“Do you know the cost of bread, sugar, or tea? What about fish?”
To each question, he shook his head. She enlightened him until his head spun with numbers.
“And you know all this because?” he asked.
“Because, Lord Hargrove, I have to count every penny I spend. I scrimped until the day I had to let my last maid go.”
“Yourlast maid? But you don’t keep a house in London by yourself?”
“I managed my family’s modest residence, north of Hyde Park, along with my brother, Rhys. Sometimes my parents came to Town for a few weeks and then I relinquished the task to my mother. Rhys is rambling around in it on his own now, and I don’t know if he has a staff of even one.”
She was fuming, and James understood her brother was at fault.
“I’m sorry to hear that. I know a little of your brother. Quite a swell, yet with more the reputation of a pigeon than a shark, if I recall correctly.”
“Sadly, you do. He receives enough to pay for running the entire household, but he squanders it and lets someone give him a sound physicking at cards every week. And still my parents find no fault with him.”
“That sounds terribly unfair. And thus, when I mentioned your allowance as a viscount’s daughter—”
“Pittance,” she said. “I do my best with what I have. When the creditors were tenfold upon the doorstep on a Monday morning, I left London and went to Bath.”
“Bath is lovely,” James began.
“Bath is also expensive and...,” she trailed off momentarily, her eyes taking on a faraway look. “And the slip-slops and cats.”
“Gruel?” he echoed. “And cats?”
She shrugged. “I have an elderly great aunt in Bath. However, she could only introduce me to other elderly people, mostly women.”
Now, James was confused. “Then where did you meet your fiancé?”
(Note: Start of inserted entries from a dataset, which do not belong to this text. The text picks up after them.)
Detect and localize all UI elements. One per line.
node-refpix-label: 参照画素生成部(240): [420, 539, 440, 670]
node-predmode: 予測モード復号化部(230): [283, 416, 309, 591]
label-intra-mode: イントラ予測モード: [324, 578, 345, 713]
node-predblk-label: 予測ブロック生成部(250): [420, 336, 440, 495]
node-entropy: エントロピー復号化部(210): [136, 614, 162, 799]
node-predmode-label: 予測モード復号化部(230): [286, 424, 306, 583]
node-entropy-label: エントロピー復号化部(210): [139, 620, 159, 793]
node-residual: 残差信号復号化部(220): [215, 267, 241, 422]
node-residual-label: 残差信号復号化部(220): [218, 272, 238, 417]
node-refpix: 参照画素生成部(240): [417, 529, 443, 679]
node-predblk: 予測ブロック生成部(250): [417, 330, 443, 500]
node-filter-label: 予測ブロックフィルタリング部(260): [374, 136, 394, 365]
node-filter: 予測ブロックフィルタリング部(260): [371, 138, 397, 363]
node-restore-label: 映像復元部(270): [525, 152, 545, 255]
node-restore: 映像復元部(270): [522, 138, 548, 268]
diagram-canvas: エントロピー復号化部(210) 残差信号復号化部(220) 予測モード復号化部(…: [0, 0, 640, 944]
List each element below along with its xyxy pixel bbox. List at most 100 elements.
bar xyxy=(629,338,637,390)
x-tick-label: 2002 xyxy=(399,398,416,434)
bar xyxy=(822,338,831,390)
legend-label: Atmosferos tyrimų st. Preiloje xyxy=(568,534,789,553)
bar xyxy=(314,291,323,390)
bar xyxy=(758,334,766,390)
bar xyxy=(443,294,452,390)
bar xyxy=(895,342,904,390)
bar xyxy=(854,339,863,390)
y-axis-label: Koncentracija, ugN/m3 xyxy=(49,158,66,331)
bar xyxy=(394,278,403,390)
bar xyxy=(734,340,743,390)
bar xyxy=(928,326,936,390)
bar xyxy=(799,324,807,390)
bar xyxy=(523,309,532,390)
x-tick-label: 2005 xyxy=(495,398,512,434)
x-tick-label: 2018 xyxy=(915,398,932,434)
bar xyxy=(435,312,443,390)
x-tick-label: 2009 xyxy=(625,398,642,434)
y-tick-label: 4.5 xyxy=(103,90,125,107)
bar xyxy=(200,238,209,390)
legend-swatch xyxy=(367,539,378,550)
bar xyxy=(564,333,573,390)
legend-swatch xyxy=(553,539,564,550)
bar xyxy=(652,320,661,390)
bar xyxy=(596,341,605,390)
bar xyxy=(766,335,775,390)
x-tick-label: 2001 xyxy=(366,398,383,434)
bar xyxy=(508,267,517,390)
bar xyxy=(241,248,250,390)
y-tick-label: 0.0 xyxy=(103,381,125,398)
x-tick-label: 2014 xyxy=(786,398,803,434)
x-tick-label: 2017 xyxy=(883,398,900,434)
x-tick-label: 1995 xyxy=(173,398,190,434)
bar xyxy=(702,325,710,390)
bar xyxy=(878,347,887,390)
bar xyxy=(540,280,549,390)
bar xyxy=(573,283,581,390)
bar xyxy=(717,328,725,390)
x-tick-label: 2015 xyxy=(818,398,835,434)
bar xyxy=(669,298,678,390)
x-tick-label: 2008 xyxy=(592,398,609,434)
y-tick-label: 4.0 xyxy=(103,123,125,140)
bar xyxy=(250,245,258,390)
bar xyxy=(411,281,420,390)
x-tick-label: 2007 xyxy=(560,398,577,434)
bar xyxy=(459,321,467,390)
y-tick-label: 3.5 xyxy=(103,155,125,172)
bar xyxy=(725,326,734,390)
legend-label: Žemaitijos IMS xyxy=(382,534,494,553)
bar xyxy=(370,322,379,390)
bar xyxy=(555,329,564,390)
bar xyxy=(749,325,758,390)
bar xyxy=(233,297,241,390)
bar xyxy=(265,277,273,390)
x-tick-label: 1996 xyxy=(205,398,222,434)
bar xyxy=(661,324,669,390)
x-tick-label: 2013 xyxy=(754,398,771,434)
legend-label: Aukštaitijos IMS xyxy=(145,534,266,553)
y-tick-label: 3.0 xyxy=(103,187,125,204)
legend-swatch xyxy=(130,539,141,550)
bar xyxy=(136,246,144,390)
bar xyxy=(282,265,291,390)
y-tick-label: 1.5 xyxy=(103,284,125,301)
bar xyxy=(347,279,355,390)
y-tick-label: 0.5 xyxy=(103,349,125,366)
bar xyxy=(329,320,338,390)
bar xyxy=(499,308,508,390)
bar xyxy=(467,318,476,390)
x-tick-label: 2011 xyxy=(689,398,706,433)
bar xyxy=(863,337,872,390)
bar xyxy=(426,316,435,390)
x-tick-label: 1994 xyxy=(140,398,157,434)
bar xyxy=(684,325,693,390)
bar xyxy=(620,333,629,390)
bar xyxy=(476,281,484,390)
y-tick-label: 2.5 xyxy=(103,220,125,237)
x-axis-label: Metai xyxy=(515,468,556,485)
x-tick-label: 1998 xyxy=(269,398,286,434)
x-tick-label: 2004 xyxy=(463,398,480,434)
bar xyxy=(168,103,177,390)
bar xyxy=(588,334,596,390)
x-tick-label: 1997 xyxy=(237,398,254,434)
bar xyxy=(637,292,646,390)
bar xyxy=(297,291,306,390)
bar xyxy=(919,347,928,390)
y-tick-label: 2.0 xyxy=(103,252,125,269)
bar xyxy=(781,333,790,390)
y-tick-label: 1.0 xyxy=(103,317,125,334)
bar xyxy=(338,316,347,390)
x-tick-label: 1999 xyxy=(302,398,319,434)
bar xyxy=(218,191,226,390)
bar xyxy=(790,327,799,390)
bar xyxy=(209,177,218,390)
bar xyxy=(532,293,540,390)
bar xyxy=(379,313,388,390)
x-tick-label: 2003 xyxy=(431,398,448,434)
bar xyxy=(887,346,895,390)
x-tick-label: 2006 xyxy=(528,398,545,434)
She startled, paused, drank some wine.Was she embarrassed? Had she trapped the man into it the way she’d tried to trap him?
“Lord Aberavon is a friend of the family. His ancestral home is not too distant from ours.”
He supposed that was an answer, bespeaking of a long-standing promise between the families to wed the son to the daughter.
“Your parents will send you nothing more?”
“They think me still in London,” she confessed, shocking him.
Miss Talbot was not only without a chaperone or a protector, her family had no idea of her whereabouts. This simply wasn’t done in his circle. When a young lady went missing, the search usually began instantly due to the ever-present fear of an elopement to Scotland.
“Besides,” she said, “and I hate to speak out of turn, but I shall although my father would be mortified and my mother, too. Our Welsh viscountcy is not as I understand some of the English ones to be. Yours for instance probably has a good income associated with it, not to be vulgar,” she added. “And what there is to spare goes to the heir.”
“The Honorable Rhys Talbot,” James muttered, feeling outraged on her behalf.
She held up her glass as if toasting his astuteness.
“Then I say again, it is unacceptable for you to be in Brighton without a chaperone or even a maid, as I now discover. Moreover, it’s unconscionable that your parents haven’t discovered your departure yet. And what about your brother? Surely he has noticed you’re not at home handling the creditors.”
“Rhys believes me still to be in Bath.” She lowered her gaze, and he had to admit she was a clever lady for having managed to gain her freedom with no one the wiser. Clever but foolish.
“And what of Aberavon? Doesn’t he care that you are gallivanting around, close to drowning? Not to mention starving most days?”
“I’m sure he would care if he knew,” she said. “When my fiancé gets here, all will be well.”
And then she burst into tears again, but this time, they were loud, body-wracking sobs.